Bande de ptis cochons.
Z'allez être déçus. Pas parce qu'il y a rien à se mettre sous la dent ici, nan nan (prononcer lentement, sourire en coin..), mais disons que pour le moment on en cotoie pas beaucoup, on est tout le temps entre Erasmus en fait.
Donc pas grand chose encore à raconter de ce côté là.
M'enfin on peut quand même dire que dans l'ensemble, ces demoiselles sont plutôt bien arrangées.
j'immagine qu'en fin de saison les magasins de sous-vêtements doivent avoir du mal à écouler les petits bonnets : la grecque a la mamelle généreuse. Et une belle peau de méditerranéenne, généralement. C'est tout ce que je peux dire pour le moment, c'est peu ok, mais on y reviendra. ^^
(promis :p)
Erasmus girls
'se trouve que je maitrise un peu plus le sujet.
Plus de 15 jours maintenant que j'en cotoie un bon nombre à Matsi.
Au début, faut avouer qu'on etait assez déçus par la proportion de filles jolies. À Matsi y'a quoi, 25, 30 étudiantes.. pour nous (le nous désignant tout individu de sexe masculin vivant dans la résidence, d'orientation hétérosexuelle, innocent et désintéressé, mais qui en parle juste comme ça..), seules 3 d'entre elles en gros sont vraiment séduisantes.

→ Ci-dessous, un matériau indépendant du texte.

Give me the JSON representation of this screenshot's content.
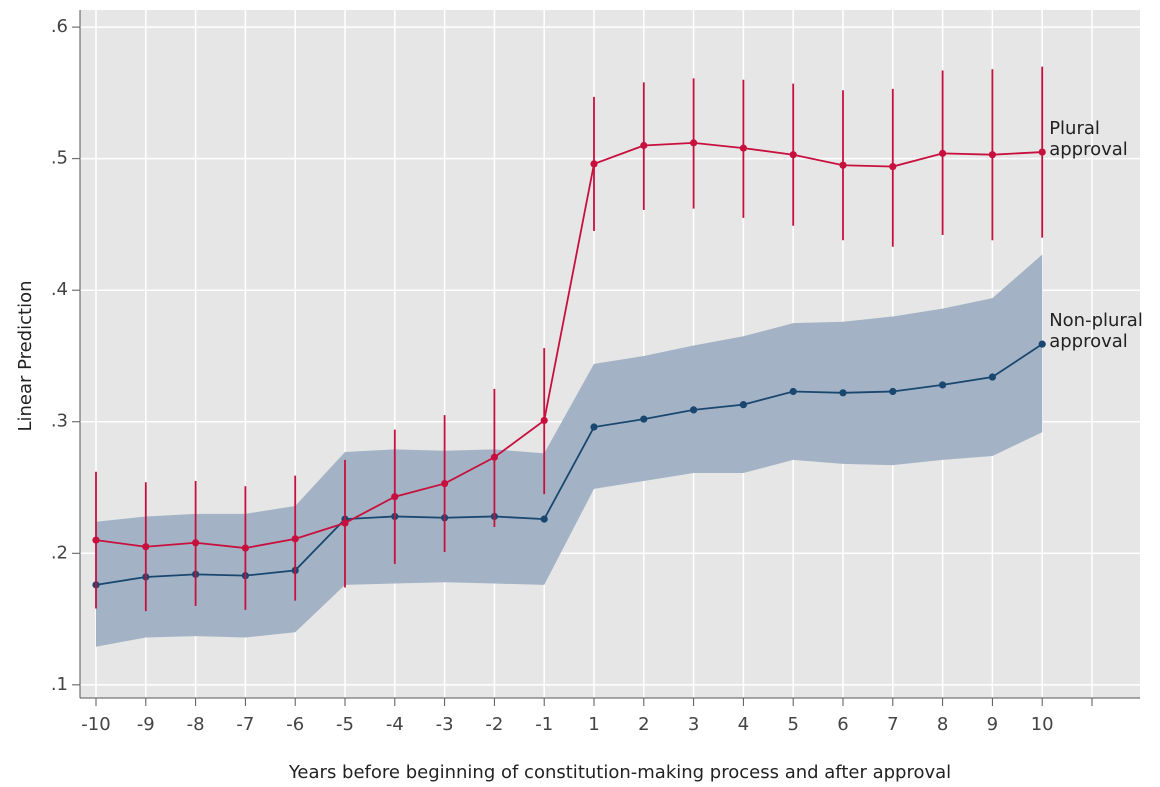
{
  "chart_data": {
    "type": "line",
    "y_label": "Linear Prediction",
    "x_label": "Years before beginning of constitution-making process and after approval",
    "categories": [
      "-10",
      "-9",
      "-8",
      "-7",
      "-6",
      "-5",
      "-4",
      "-3",
      "-2",
      "-1",
      "1",
      "2",
      "3",
      "4",
      "5",
      "6",
      "7",
      "8",
      "9",
      "10",
      null
    ],
    "ylim": [
      0.09,
      0.613
    ],
    "yticks": [
      {
        "value": 0.1,
        "label": ".1"
      },
      {
        "value": 0.2,
        "label": ".2"
      },
      {
        "value": 0.3,
        "label": ".3"
      },
      {
        "value": 0.4,
        "label": ".4"
      },
      {
        "value": 0.5,
        "label": ".5"
      },
      {
        "value": 0.6,
        "label": ".6"
      }
    ],
    "grid": true,
    "background": "#e6e6e6",
    "series": [
      {
        "name": "Non-plural approval",
        "color": "#1a476f",
        "ci_style": "band",
        "band_color": "#a3b3c5",
        "values": [
          0.176,
          0.182,
          0.184,
          0.183,
          0.187,
          0.226,
          0.228,
          0.227,
          0.228,
          0.226,
          0.296,
          0.302,
          0.309,
          0.313,
          0.323,
          0.322,
          0.323,
          0.328,
          0.334,
          0.359,
          null
        ],
        "lower": [
          0.129,
          0.136,
          0.137,
          0.136,
          0.14,
          0.176,
          0.177,
          0.178,
          0.177,
          0.176,
          0.249,
          0.255,
          0.261,
          0.261,
          0.271,
          0.268,
          0.267,
          0.271,
          0.274,
          0.292,
          null
        ],
        "upper": [
          0.224,
          0.228,
          0.23,
          0.23,
          0.236,
          0.277,
          0.279,
          0.278,
          0.279,
          0.276,
          0.344,
          0.35,
          0.358,
          0.365,
          0.375,
          0.376,
          0.38,
          0.386,
          0.394,
          0.427,
          null
        ]
      },
      {
        "name": "Plural approval",
        "color": "#c8103e",
        "ci_style": "errorbars",
        "values": [
          0.21,
          0.205,
          0.208,
          0.204,
          0.211,
          0.223,
          0.243,
          0.253,
          0.273,
          0.301,
          0.496,
          0.51,
          0.512,
          0.508,
          0.503,
          0.495,
          0.494,
          0.504,
          0.503,
          0.505,
          null
        ],
        "lower": [
          0.158,
          0.156,
          0.16,
          0.157,
          0.164,
          0.174,
          0.192,
          0.201,
          0.22,
          0.245,
          0.445,
          0.461,
          0.462,
          0.455,
          0.449,
          0.438,
          0.433,
          0.442,
          0.438,
          0.44,
          null
        ],
        "upper": [
          0.262,
          0.254,
          0.255,
          0.251,
          0.259,
          0.271,
          0.294,
          0.305,
          0.325,
          0.356,
          0.547,
          0.558,
          0.561,
          0.56,
          0.557,
          0.552,
          0.553,
          0.567,
          0.568,
          0.57,
          null
        ]
      }
    ]
  }
}
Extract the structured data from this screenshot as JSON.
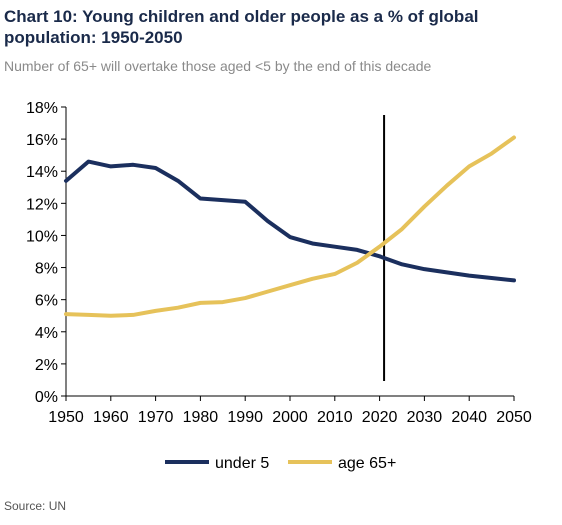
{
  "chart_data": {
    "type": "line",
    "title": "Chart 10: Young children and older people as a % of global population: 1950-2050",
    "subtitle": "Number of 65+ will overtake those aged <5 by the end of this decade",
    "xlabel": "",
    "ylabel": "",
    "xlim": [
      1950,
      2050
    ],
    "ylim": [
      0,
      18
    ],
    "x_ticks": [
      1950,
      1960,
      1970,
      1980,
      1990,
      2000,
      2010,
      2020,
      2030,
      2040,
      2050
    ],
    "y_ticks": [
      0,
      2,
      4,
      6,
      8,
      10,
      12,
      14,
      16,
      18
    ],
    "y_tick_format": "%",
    "grid": false,
    "legend_position": "bottom",
    "vertical_marker_x": 2021,
    "series": [
      {
        "name": "under 5",
        "color": "#1b2f5e",
        "x": [
          1950,
          1955,
          1960,
          1965,
          1970,
          1975,
          1980,
          1985,
          1990,
          1995,
          2000,
          2005,
          2010,
          2015,
          2020,
          2025,
          2030,
          2035,
          2040,
          2045,
          2050
        ],
        "values": [
          13.4,
          14.6,
          14.3,
          14.4,
          14.2,
          13.4,
          12.3,
          12.2,
          12.1,
          10.9,
          9.9,
          9.5,
          9.3,
          9.1,
          8.7,
          8.2,
          7.9,
          7.7,
          7.5,
          7.35,
          7.2
        ]
      },
      {
        "name": "age 65+",
        "color": "#e6c25a",
        "x": [
          1950,
          1955,
          1960,
          1965,
          1970,
          1975,
          1980,
          1985,
          1990,
          1995,
          2000,
          2005,
          2010,
          2015,
          2020,
          2025,
          2030,
          2035,
          2040,
          2045,
          2050
        ],
        "values": [
          5.1,
          5.05,
          5.0,
          5.05,
          5.3,
          5.5,
          5.8,
          5.85,
          6.1,
          6.5,
          6.9,
          7.3,
          7.6,
          8.3,
          9.3,
          10.4,
          11.8,
          13.1,
          14.3,
          15.1,
          16.1
        ]
      }
    ]
  },
  "source": "Source: UN"
}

Le reste, ça va du ''pas mal'', au ''bon boudin finlandais''.
M'enfin on est à peu près ok sur la hiérarchie : y'a Andrea, une brunette autrichienne pleine de charme discret et de naturel, taille de guêpe et sourire craquant, qui fait fondre bon nombre des mecs ici. (Problème son bonhomme l'appelle tous les soirs, vient la voir en septembre.. ils peuvent se la mettre derrière l'oreille, elle est accro. Et étudiante en théologie, accessoirement. c'qui est pas fait pour arranger les choses.)
Un mot maintenant sur Yolanda, charmante polonaise aux jambes de rêve et au teint hâlé, genre tout droit sorti d'un porno chic de chez Dorcel. visage doux, sourire aguicheuse, du genre que tout le monde matte en scred chaque fois qu'elle traverse la pièce.
Terminons en 2 mots par Léa, 22 ans, petit bout de charme d'1.60m, brunette de Munich, yeux bleus malicieux, lèvres douces, sourire complice.. (le reste, j'le garde pour moi^^)
Toutes les autres sont un calibre en dessous, voire carrément 3 étages plus bas. Ah ceci dit, les turques sont de belles plantes elles aussi. Y'a Shanzou (aucune idée de l'ortographe des prénoms turcs, j'mets ça comme ça se prononce) , au charme oriental ravageur ; y'a Neri, merveilleusement belle, dont le boyfriend bosse comme photographe pour Reuters ; y'a Zeynepp qu'est toute mimi aussi avec ses yeux rieurs et ses mèches brunes..
j'en vois déjà réagir^^ : ouaaai, mais tu sais, l'apparence c'est pas si important, y'a aussi la beauté intérieure, nanana.. ok. biensûr. et allez, juste comme ça, la phrase du jour.
-- ''..Jean-François, la vraie beauté n’est-elle pas celle qui vient du cœur.. ?
-- mon cul, ouais !! c’est les moches, qui disent ça..''
[...] Benoit Poelvoorde, Les Carnets de Monsieur Manatane.
(http://www.youtube.com/watch?v=OR2u4JRUV4A)
29 août 2006
1 ère soirée en boite, 1 ers couples..
on bouge à une vingtaine. 4 taxis, direction le Figaro, un club près de l'aéroport.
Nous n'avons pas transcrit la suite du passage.